Dr. Tim Miller graduated from the University of California, Santa Cruz, in 1986 with B.A.'s in physics and mathematics. He worked from 1986 to 1988 at Lockheed Missiles and Space Company in Sunnyvale, California, then went on to receive his Ph.D. in physics from the University of California, Berkeley in 1993. From 1993 to 1999, he was a Research Scientist with Bartol Research Institute, located at the University of Delaware, where he specialized in experimental cosmic ray physics and high energy astrophysics. Between 1990 and 1998 he traveled to Antarctica six times and Greenland once to work on various astrophysics experiments. These included AMANDA and the South Pole Air Shower Experiment (SPASE), a project to study the composition of high-energy cosmic rays. In 2000, he accepted a position as a Research Staff member at the Institute for Defense Analyses in Alexandria, VA, where he investigated science issues relating to various Department of Defense projects.
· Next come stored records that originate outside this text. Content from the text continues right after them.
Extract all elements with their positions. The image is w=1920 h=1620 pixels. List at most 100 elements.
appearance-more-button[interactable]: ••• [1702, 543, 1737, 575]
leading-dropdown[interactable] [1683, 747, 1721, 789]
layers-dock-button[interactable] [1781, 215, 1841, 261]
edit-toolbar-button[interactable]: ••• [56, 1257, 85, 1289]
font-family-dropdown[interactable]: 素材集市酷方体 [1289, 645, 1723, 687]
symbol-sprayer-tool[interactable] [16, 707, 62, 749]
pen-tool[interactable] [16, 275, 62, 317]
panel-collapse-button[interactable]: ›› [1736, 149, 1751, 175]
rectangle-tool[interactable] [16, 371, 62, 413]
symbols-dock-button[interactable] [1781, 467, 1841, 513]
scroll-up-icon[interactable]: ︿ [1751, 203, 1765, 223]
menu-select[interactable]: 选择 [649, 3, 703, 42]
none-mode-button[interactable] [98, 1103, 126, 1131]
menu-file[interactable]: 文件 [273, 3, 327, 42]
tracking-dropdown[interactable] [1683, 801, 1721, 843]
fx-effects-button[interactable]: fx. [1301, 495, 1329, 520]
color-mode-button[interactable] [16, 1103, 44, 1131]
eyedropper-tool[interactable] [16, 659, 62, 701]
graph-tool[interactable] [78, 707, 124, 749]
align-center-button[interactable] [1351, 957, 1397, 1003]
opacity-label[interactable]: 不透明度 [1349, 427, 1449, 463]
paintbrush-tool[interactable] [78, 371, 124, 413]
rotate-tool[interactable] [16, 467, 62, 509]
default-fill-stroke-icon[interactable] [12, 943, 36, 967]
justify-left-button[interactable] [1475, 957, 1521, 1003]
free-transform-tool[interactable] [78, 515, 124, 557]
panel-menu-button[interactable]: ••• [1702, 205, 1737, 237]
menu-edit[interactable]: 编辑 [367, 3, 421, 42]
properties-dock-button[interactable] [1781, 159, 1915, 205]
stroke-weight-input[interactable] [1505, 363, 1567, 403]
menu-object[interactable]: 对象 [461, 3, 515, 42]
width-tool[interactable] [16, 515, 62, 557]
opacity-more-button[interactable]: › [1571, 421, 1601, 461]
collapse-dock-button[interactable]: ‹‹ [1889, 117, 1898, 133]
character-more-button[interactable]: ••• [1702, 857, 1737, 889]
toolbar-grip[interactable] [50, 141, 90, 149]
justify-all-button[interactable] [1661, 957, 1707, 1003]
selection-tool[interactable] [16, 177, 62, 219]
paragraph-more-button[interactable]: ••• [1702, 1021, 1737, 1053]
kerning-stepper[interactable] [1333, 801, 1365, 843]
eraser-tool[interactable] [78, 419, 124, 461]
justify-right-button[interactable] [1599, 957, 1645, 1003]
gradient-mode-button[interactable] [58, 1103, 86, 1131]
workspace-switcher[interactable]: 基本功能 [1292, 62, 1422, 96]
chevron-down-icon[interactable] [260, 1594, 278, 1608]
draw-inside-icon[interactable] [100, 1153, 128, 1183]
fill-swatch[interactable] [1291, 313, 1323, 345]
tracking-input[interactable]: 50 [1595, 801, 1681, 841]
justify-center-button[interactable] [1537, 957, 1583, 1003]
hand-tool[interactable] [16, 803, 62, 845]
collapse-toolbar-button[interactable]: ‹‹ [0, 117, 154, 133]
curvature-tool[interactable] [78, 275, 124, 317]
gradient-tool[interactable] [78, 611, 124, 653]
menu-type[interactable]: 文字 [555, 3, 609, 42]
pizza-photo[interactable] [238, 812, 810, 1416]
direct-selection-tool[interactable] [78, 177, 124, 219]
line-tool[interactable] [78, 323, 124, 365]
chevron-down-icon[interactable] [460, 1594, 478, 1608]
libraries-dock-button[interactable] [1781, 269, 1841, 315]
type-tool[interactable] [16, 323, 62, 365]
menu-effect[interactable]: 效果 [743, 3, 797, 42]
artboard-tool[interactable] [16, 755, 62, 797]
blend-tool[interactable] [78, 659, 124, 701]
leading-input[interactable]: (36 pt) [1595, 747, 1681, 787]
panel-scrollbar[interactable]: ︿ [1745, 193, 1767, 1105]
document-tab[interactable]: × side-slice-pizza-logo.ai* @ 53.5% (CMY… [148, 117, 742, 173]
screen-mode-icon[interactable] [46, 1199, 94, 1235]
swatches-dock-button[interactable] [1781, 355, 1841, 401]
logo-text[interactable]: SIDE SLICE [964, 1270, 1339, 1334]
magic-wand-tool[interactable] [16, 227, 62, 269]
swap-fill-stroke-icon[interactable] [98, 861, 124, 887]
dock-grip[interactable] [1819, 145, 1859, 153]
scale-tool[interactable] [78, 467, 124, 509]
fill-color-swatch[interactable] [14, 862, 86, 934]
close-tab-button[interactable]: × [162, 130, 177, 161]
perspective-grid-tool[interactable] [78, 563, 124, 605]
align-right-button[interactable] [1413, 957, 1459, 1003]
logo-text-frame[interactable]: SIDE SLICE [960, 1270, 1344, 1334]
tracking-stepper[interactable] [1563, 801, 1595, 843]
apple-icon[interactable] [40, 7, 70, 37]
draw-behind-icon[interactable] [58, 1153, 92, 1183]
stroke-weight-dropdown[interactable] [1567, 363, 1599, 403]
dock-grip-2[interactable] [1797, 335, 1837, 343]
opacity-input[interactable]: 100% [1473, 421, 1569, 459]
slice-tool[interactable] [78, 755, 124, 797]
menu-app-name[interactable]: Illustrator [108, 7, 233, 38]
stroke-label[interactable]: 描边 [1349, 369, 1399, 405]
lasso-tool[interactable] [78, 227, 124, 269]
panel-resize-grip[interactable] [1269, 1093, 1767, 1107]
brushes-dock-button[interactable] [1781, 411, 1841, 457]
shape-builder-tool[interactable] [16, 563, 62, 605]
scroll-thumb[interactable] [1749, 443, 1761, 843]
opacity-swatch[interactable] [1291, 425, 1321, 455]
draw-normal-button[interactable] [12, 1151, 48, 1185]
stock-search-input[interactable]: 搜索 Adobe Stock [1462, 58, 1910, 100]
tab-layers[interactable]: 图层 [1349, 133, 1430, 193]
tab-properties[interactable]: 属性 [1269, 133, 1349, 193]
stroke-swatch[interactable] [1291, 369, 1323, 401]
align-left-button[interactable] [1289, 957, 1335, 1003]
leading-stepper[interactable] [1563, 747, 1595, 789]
In 2001, he joined the Air Defense Systems Department at the Applied Physics Laboratory, where he has concentrated on missile defense analysis. Dr. Miller continues to collaborate on both AMANDA and SPASE.
High Energy Neutrino Astronomy at the South Pole
AMANDA (Antarctic Muon and Neutrino Detector Array) has been constructed at the South Pole to search for astrophysical sources of high-energy neutrinos. Such "neutrino telescopes" have the potential to open a heretofore-unexplored new window on the universe because of the unique properties of neutrinos, which are subatomic particles with cross sections so small that most will pass through the earth without interacting. This makes them an ideal astronomical messenger, as they can travel directly to us from astronomical sites that are normally obscured from view, such as optically thick accretion disks around supermassive black holes at the center of Active Galactic Nuclei. AMANDA consists of a large array of photomultiplier tubes buried 1 to 2 km deep in the Antarctic ice sheet. Neutrinos passing through the earth from the northern hemisphere can interact in the ice or rock below the detector to produce an upward moving muon, which emits Cherenkov radiation that is detected by the phototubes. The talk will summarize current AMANDA status and results from the perspective of first-hand experience in the Antarctic.